Our trip to Third Bridge was the closest we’ve come to rally driving with more sand-track than we could have imagined, but still not a single lion spotting. It was time to head back to Maun for a breather and a shower. We’d lost the element of surprise. The lions could smell us coming.

Considering the strength of our man-musk by the time we got back to Maun, it is probably no wonder that we could not escape detection by Lion nostrils.

Bubbles was in need of a bit of TLC* by the time we got back to civilization. We had blown a couple fuses, a spark plug cable had come loose under the bonnet, one of the engine hoses was looking dicey and the exhaust needed a bit of a weld. Luckily we found a great bunch of mechanics at Fika Trading Automotive Mechanics that sorted us out. We also acquired a rim for our rooftop spare tyre from the guys at TyreMax.

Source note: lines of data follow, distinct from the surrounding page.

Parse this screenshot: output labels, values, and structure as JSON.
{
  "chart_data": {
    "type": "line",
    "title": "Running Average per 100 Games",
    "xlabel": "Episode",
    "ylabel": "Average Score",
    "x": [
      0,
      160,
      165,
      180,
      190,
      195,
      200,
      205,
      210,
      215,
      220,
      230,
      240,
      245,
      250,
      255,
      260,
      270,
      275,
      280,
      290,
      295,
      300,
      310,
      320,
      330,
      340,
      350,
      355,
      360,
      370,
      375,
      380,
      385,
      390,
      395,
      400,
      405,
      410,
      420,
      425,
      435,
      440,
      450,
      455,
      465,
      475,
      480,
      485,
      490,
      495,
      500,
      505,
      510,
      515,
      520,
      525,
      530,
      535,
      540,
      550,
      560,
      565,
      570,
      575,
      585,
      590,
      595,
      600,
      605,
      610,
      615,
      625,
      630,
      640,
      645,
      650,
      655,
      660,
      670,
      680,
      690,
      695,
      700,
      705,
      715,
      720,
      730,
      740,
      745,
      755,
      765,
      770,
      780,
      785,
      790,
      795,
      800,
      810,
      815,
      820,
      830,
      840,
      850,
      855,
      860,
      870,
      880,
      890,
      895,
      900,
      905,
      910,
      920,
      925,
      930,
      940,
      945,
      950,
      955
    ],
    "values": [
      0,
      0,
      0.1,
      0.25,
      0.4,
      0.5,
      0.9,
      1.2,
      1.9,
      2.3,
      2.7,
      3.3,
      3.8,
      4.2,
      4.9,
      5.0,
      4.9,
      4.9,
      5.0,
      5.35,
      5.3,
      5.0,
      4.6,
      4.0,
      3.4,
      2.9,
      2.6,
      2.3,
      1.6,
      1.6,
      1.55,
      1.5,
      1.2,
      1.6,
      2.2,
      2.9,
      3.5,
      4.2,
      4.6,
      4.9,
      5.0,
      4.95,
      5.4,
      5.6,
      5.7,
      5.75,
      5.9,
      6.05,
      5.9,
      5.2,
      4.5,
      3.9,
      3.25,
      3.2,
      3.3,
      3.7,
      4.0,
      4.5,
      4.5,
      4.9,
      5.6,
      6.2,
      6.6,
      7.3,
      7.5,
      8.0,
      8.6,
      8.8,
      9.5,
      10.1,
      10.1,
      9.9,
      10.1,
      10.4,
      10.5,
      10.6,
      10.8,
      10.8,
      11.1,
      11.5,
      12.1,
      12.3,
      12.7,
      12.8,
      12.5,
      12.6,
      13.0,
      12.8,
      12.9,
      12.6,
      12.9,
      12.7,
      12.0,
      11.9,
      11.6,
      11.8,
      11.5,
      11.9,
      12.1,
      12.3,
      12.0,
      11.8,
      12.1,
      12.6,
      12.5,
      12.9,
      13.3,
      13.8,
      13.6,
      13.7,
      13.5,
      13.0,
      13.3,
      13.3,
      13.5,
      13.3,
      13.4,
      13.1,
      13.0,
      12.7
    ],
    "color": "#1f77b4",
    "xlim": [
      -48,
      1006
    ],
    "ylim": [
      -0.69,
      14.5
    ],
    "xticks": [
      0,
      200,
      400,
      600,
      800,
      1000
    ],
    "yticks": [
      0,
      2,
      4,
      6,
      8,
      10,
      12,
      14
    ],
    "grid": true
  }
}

The guys at Fika Trading receiving a few thank-you T-shirts.
Chilling with the crew at TyreMax.

The next stop was Savuti campsite where we befriended a pair of Doctors (Paul and Beck) from Germany and Netherlands, respectively. They joined us for a late evening game drive where we tested the spotlights, the most epic thing short of the apocalypse. Still no cats but two hyena sightings and a puff-adder. It was on this trip to Savuti that the issues with Bubbles’ wiring started. By the time we got to Chobe Safari Lodge we had lost our fuel gauge, the radio and the ability to engage the reserve fuel tank. We tried to patch the issue with a bush mechanic in Kasane but only managed to conclude that diagnosing the cause of the problem was going to be a much bigger job. We’d been told Jolly Boys Backpackers, in Livingstone, was an oasis of sorts so we decided to push through into Zambia in search of a proper mechanic that could help us out.

Sunset at Savuti.
Some of the many elephant’s at Chobe Safari Lodge. Didn’t their mother’s teach them not to swim straight after a meal?